We didn't live in an attachment kind of place. I didn't even know what a Snugli was. But I carried Gaila all the time when she was an infant -- too much, according to my roughneck friends and relatives, who said, "Put that baby down. She's spoiled."
I didn't listen. I liked the way Gaila's fingers felt clutching my collar or hair into a tangle of security.
We didn't have a changing table, and our floors were hard wood except in her bedroom, so I changed her on the floor and then lay around with her while she crawled on me.
One day the second toe on her right foot swelled and turned purple, and I rushed to the pediatrician.
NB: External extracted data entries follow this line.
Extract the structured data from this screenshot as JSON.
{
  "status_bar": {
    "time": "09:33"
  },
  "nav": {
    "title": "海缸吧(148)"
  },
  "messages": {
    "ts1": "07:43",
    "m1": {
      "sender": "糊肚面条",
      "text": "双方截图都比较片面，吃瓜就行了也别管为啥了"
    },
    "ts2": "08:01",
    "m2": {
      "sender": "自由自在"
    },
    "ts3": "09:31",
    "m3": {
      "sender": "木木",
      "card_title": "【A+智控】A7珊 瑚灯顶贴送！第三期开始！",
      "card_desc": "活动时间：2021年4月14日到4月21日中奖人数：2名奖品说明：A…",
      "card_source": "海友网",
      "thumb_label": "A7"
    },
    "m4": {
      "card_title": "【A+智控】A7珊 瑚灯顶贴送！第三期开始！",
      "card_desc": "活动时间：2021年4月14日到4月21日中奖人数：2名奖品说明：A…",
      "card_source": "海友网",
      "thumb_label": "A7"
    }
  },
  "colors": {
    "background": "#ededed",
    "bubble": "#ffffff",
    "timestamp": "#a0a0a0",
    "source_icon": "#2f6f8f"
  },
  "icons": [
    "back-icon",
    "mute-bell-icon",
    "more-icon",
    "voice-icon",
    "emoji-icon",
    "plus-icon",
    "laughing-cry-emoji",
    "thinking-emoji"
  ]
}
It was my fault -- one of my long blond hairs had wrapped around her toe, nearly cutting off the circulation. The doctor had to wedge tiny scissors in and cut the hair. Gaila's toe bled a little, and I felt a sharp pain ricochet between my hipbones, like a shadowy contraction. My fault, I kept thinking, for days. All my fault. How could I have been so careless? I am such a mess as a mother.